2b) I found this a very interesting thought: that Jesus and the apostles were using methods and charisma that would count as good practice among their particular audience at the time. That may very well be the case, and may explain why it looks a little odd to us now. But the main point, from my standpoint, would be this: They managed to do that, AND give the exact intended meaning or antitype or interpretation of each passage they cited; which understanding they received from the best source possible.
3a) This is the main issue: Should we consider Jesus' statements about Noah, Moses, etc, to indicate that he viewed them as real people who really did all the things the OT says they did? I think there is a good reason to believe this, and additional reasons why neither of your analogies are actually cogent.
First, if Jesus mentions a person and event to an audience that clearly DID consider these to be historical people and events, and does not clarify that they are allegories or anything of the sort, then Jesus is either being intentionally misleading (not possible) or he views them just as his audience does.
The problem with the Webster analogy, is that we clearly know that "Webster" no longer refers to that person, but to a body of work that others have produced in his name over time, up to our own time. The Jewish people believed nothing of the sort about their sacred books. The problem with Juliet is that NO ONE believes such a person really existed, while Jesus' audience did indeed believe all those people existed. It just isn't analogous.
3b) I'm actually a lot more controversial about this last bit, since I don't think Jesus was omniscient at all. My claim was that he was present when the events occurred (having existed in heaven for aeons alongside God, and having observed and even taken part in the events in question).

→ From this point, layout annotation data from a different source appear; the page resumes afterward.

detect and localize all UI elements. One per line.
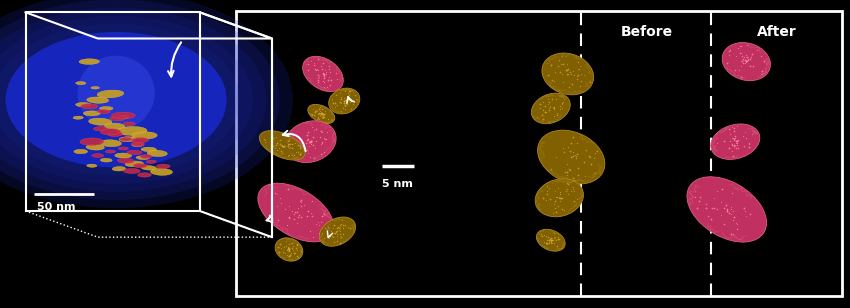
Ellipse shape [86,144,105,150]
Ellipse shape [303,56,343,91]
Ellipse shape [140,155,152,158]
Ellipse shape [141,147,156,152]
Ellipse shape [156,164,170,168]
Ellipse shape [100,129,121,135]
Ellipse shape [116,127,147,135]
Ellipse shape [88,118,112,125]
Ellipse shape [100,158,112,162]
Ellipse shape [329,88,360,114]
Text: 5 nm: 5 nm [382,179,413,189]
Ellipse shape [73,116,83,119]
Ellipse shape [117,158,134,163]
Ellipse shape [687,177,767,242]
Text: Before: Before [620,25,672,38]
Ellipse shape [6,32,227,168]
Ellipse shape [76,82,86,85]
Ellipse shape [83,111,100,116]
Ellipse shape [118,147,128,150]
Ellipse shape [107,132,122,136]
Ellipse shape [112,167,126,171]
Ellipse shape [115,153,132,158]
Ellipse shape [0,0,280,200]
Ellipse shape [147,150,167,156]
Ellipse shape [119,137,136,142]
Ellipse shape [97,90,124,98]
Ellipse shape [141,166,156,170]
Ellipse shape [259,131,305,160]
Ellipse shape [77,56,155,130]
Ellipse shape [111,112,135,119]
Ellipse shape [125,161,144,167]
Text: After: After [756,25,796,38]
Ellipse shape [117,115,129,119]
Ellipse shape [123,168,140,173]
Ellipse shape [133,164,147,168]
Ellipse shape [536,179,583,217]
Ellipse shape [79,59,99,64]
Ellipse shape [131,142,145,146]
Ellipse shape [711,124,760,160]
Ellipse shape [0,0,293,208]
Ellipse shape [722,43,770,81]
Ellipse shape [94,127,107,131]
Ellipse shape [87,164,97,167]
Ellipse shape [320,217,355,246]
Ellipse shape [105,123,125,129]
Ellipse shape [123,122,135,126]
Text: 50 nm: 50 nm [37,202,76,212]
Ellipse shape [258,183,334,242]
Ellipse shape [81,104,98,109]
Ellipse shape [132,132,157,139]
Ellipse shape [536,229,565,251]
Ellipse shape [537,130,605,184]
Ellipse shape [0,24,240,176]
Bar [236,11,842,296]
Ellipse shape [120,137,132,141]
Ellipse shape [308,104,335,124]
Ellipse shape [92,154,104,157]
Ellipse shape [91,87,99,89]
Ellipse shape [531,93,570,124]
Ellipse shape [74,149,88,154]
Ellipse shape [132,138,149,143]
Ellipse shape [99,140,122,147]
Ellipse shape [97,110,110,113]
Ellipse shape [0,16,253,184]
Ellipse shape [80,138,104,145]
Ellipse shape [105,150,116,153]
Ellipse shape [285,121,336,163]
Ellipse shape [138,173,151,177]
Ellipse shape [0,8,266,192]
Ellipse shape [76,103,91,107]
Ellipse shape [150,168,173,175]
Ellipse shape [146,160,156,163]
Ellipse shape [87,97,109,103]
Ellipse shape [136,156,150,160]
Ellipse shape [542,53,593,95]
Ellipse shape [110,116,125,121]
Ellipse shape [132,143,144,147]
Ellipse shape [99,107,113,110]
Ellipse shape [275,238,303,261]
Ellipse shape [127,150,142,155]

I also claimed that God's spirit would cause Jesus to speak accurately. But I don't think Jesus is God at all, nor that he was ever omniscient, omnipotent, or omnipresent. We can probably leave this last point aside, since it isn't really relevant, but I thought I should address that last paragraph a little to make my view clear.
I would say that the fact Jesus used the tense of an OT passage to prove something (the resurrection to Sadducees who deny the resurrection) is strong evidence that Jesus held the OT in extremely high regard.